I have a question about GPG, but I write all of the process, maybe it will help someone.

I want to: Suppress the passphrase prompt in GPG command. I don't want to: use -c option (--symmetric).

I have 2 systems Linux and Windows. I want to send the data from Linux to Windows. I want to encrypt the data in Linux and decrypt in Windows.

  • myFileOnLinux.txt is a file on Linux that I want to encrypt.
  • [email protected] the UID of pair key.
  • myPasswordPhrase is the password phrase.

I installed GPG on both and did the steps:

  1. Generate a pair key in Windows:

    gpg --gen-key
    
  2. Change the key parameter in Windows:

    gpg --edit-key [email protected]
    
    trust
    5
    expire
    0
    
  3. Export the public keys:

    gpg -a --export [email protected] > public.key
    
  4. Send the public key to the Linux machine.

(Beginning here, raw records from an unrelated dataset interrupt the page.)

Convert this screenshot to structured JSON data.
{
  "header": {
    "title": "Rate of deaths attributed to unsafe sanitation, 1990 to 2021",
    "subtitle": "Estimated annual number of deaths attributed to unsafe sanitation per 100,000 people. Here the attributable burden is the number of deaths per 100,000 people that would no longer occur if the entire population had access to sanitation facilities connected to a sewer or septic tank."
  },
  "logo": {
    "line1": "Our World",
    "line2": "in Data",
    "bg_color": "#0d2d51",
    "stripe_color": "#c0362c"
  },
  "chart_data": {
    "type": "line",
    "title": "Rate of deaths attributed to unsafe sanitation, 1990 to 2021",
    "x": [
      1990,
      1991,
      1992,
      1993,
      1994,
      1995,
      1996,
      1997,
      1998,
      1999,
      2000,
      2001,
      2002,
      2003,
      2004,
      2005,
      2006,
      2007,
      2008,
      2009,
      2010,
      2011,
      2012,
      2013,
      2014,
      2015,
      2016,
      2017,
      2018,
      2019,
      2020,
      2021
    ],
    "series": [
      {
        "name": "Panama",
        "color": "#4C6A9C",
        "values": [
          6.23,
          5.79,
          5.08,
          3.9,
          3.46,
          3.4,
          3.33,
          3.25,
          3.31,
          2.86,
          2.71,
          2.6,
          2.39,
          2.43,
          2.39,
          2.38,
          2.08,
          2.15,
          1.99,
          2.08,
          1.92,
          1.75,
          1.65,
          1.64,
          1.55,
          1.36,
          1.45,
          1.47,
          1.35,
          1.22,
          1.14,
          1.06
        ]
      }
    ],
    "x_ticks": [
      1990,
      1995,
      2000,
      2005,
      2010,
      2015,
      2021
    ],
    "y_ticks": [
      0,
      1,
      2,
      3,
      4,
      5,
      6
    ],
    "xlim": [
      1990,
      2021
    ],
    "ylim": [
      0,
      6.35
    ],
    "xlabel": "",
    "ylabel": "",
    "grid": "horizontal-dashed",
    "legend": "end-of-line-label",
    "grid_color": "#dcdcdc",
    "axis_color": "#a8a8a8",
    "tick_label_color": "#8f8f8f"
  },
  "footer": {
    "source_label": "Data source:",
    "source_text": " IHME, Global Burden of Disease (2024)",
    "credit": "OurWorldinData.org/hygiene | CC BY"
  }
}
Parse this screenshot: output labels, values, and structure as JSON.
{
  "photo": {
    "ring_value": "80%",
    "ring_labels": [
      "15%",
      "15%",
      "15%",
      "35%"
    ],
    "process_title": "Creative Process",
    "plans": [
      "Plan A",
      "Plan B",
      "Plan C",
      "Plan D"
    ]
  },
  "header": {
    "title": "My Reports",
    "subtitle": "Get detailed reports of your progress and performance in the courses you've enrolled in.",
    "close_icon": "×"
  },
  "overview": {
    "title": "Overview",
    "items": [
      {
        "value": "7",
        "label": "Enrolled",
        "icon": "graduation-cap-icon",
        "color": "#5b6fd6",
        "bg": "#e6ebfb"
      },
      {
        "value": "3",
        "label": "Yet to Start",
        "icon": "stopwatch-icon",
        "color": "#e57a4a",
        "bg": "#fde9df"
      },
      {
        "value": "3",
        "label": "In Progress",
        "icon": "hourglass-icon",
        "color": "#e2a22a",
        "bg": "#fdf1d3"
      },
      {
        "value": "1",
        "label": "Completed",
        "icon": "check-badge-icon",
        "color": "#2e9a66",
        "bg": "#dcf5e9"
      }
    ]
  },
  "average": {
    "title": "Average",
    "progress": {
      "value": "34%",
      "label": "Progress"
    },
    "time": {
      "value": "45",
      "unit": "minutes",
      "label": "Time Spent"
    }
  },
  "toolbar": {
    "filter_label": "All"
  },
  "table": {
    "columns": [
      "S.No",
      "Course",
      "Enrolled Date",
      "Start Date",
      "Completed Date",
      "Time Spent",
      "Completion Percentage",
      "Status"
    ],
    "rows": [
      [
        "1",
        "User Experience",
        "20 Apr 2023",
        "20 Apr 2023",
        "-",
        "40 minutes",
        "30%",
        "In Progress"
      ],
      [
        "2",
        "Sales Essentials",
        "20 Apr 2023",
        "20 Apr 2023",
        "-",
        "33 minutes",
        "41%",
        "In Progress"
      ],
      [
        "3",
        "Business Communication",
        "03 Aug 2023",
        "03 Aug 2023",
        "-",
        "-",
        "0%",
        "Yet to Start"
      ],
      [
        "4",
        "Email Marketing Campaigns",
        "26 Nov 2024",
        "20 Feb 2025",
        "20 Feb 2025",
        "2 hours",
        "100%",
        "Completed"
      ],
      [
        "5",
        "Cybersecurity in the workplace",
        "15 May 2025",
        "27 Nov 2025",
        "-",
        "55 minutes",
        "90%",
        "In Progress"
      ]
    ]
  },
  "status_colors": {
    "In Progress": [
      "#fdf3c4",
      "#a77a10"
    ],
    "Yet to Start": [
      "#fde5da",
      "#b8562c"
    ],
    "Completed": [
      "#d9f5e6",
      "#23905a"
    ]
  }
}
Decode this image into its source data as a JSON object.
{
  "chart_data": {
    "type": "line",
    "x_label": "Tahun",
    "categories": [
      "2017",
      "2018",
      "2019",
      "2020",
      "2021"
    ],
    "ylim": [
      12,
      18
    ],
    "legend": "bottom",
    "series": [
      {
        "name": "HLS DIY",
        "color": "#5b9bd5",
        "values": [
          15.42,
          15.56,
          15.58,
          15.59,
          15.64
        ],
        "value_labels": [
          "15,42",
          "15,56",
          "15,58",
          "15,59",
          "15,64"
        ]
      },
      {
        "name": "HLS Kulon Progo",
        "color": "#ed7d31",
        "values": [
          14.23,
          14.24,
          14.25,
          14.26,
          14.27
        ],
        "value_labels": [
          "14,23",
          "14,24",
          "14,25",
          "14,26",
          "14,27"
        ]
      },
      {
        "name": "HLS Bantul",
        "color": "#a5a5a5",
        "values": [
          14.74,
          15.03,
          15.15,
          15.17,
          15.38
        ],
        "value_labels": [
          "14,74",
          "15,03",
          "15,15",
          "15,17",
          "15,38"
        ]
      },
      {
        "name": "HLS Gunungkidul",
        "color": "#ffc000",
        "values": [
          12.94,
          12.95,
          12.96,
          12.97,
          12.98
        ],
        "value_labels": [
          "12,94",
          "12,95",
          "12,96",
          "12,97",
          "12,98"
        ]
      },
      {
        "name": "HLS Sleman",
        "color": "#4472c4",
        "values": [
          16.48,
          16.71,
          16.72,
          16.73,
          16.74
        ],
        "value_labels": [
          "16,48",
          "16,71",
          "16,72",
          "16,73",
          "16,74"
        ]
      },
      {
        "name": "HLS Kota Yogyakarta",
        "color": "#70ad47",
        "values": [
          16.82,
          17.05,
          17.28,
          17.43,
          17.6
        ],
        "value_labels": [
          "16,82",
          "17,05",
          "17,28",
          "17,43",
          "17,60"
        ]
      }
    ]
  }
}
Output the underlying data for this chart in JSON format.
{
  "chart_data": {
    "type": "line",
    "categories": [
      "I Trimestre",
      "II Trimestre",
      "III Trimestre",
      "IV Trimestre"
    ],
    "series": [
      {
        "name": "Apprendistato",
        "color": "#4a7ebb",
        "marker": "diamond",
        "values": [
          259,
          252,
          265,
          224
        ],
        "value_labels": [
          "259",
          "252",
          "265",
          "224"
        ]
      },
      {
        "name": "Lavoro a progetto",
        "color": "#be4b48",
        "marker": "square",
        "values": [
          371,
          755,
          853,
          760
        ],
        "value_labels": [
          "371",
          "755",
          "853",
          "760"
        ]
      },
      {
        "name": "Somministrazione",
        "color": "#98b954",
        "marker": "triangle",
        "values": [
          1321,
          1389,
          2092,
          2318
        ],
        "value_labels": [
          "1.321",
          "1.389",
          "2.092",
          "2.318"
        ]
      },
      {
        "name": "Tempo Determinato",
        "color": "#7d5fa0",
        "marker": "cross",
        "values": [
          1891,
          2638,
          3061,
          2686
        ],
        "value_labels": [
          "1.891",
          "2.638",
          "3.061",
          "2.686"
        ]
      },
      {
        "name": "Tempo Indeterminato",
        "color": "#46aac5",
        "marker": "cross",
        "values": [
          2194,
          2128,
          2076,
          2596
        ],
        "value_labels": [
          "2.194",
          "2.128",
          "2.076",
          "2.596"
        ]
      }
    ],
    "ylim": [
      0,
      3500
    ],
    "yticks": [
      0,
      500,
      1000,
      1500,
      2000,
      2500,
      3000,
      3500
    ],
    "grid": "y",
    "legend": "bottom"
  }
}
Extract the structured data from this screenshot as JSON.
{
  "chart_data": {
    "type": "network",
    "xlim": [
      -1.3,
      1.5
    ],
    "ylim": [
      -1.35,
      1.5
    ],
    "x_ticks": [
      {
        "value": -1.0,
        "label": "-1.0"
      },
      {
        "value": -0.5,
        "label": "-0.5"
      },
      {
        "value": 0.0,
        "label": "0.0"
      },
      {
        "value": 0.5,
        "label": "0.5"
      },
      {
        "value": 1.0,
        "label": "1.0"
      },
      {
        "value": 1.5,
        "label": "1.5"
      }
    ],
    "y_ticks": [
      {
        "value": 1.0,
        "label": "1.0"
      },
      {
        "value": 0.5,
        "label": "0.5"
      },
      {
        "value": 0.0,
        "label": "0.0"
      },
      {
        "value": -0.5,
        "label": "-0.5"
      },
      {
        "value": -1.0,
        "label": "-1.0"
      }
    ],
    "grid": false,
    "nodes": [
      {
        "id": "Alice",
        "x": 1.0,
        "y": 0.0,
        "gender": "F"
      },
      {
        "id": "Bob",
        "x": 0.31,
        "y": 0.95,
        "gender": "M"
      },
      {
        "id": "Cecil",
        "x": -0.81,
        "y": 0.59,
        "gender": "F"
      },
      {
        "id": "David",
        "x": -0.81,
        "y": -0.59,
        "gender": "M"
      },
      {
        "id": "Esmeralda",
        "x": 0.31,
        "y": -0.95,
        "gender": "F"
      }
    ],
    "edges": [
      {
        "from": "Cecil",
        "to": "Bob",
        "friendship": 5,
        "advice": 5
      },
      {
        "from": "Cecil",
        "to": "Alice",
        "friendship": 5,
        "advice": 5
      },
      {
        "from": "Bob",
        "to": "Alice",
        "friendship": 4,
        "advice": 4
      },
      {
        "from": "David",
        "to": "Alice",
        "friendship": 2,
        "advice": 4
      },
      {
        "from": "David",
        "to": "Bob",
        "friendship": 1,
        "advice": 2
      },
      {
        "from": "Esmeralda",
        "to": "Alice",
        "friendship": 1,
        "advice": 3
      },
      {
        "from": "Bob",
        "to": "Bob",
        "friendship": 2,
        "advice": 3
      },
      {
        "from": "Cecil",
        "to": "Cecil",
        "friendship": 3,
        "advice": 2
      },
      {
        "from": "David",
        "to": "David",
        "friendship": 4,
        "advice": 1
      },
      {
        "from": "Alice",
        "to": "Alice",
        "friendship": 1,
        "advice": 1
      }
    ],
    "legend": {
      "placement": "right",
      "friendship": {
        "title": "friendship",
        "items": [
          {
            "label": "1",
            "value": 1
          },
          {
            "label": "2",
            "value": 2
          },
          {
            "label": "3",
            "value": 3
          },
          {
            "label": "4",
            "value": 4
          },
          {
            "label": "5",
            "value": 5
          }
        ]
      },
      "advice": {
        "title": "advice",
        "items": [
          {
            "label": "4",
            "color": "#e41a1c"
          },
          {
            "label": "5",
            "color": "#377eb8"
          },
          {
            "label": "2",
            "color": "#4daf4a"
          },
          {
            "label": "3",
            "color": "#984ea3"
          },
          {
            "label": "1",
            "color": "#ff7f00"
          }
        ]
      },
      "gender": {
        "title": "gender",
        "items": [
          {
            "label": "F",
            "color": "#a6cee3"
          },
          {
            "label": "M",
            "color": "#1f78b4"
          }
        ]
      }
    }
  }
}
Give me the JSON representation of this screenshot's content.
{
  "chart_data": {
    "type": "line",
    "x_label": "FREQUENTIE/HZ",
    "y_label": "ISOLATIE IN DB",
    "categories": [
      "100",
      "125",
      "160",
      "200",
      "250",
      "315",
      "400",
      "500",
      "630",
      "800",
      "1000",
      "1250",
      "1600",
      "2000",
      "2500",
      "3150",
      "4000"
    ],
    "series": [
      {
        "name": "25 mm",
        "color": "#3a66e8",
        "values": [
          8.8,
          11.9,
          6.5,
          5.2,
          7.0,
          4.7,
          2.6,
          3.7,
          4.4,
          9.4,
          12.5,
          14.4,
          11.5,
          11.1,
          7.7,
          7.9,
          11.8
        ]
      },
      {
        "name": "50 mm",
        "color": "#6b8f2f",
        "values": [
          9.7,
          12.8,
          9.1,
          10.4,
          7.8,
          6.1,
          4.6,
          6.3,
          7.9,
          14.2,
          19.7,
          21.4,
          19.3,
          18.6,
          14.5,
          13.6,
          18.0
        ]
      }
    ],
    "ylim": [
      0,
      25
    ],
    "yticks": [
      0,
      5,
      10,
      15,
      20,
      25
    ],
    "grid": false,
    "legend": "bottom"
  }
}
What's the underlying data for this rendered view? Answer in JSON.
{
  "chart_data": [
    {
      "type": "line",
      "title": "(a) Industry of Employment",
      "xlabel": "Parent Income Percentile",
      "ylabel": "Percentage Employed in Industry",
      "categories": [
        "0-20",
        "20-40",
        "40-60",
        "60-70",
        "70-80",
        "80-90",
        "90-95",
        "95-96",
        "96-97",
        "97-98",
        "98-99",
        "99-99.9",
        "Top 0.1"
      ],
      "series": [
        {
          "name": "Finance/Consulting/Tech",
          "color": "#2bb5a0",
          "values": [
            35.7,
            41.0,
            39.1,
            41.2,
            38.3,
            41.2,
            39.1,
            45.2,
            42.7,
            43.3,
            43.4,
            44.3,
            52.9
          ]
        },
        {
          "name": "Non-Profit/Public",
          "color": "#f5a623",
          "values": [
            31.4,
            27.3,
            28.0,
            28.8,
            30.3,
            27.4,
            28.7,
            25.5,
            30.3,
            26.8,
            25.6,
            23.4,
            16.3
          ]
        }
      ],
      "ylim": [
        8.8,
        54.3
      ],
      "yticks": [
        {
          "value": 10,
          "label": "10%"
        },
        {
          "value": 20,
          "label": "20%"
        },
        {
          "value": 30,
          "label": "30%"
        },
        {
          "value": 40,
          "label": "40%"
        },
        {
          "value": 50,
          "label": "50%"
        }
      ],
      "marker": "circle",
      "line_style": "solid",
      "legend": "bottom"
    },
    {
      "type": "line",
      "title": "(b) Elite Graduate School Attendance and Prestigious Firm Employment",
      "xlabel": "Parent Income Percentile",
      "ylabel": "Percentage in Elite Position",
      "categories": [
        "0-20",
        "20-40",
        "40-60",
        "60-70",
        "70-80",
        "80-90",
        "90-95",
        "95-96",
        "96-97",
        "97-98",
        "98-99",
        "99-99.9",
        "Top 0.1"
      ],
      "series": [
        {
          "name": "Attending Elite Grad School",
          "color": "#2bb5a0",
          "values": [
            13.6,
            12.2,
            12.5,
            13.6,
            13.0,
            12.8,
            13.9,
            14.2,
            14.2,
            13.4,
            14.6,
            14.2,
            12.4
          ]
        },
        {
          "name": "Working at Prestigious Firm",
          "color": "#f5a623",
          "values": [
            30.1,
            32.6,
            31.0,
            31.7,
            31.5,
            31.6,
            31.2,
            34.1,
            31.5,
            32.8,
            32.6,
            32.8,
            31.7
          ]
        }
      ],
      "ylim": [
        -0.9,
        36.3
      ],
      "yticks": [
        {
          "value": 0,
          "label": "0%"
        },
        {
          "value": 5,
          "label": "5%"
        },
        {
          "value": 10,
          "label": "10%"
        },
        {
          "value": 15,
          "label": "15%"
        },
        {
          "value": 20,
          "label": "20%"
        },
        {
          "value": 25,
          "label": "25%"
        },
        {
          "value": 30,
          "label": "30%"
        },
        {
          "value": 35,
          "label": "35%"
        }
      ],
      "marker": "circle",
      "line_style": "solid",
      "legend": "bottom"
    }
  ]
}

  5. Import the public key in Linux.

    gpg --import public.key
    
  6. Change the trust parameter in Linux

    gpg --edit-key [email protected]
    
    trust
    5
    
  7. Encrypt a file in Linux

    gpg --output output.enc --encrypt --recipient [email protected] myFileOnLinux.txt
    
  8. Send the encrypted file to Windows.

  9. Decrypt the file.

    gpg --batch --passphrase "myPasswordPhrase" -d -o test.dec output.enc
    

In Windows with a popup window it asked me the Passphrase again. How can I avoid it?

2
Try --passphrase-file option.i486
The same problem :(Malus Jan
@i486 Thanks, but as I mentioned, I don't want use -c as option.Malus Jan
@MalusJan were you able to get this resolved? I am facing similar issue on gnupg2.x for Windows.Ditty

2 Answers

55
votes

After a lot of digging I found this command which disables the entry prompt on windows(works also for *nix systems):

--pinentry-mode=loopback

The full command would be:

gpg --pinentry-mode=loopback --passphrase  "PASSWORD" -d -o "PATH\TO\OUTPUT" "PATH\TO\FILE.gpg"
3
votes
gpg --batch --import sec.key
gpg -d --batch --passphrase mypassphrase encrypted_file.gpg

the --batch flag supresses the passphrase prompt while importing keys as well as while decrypting the files.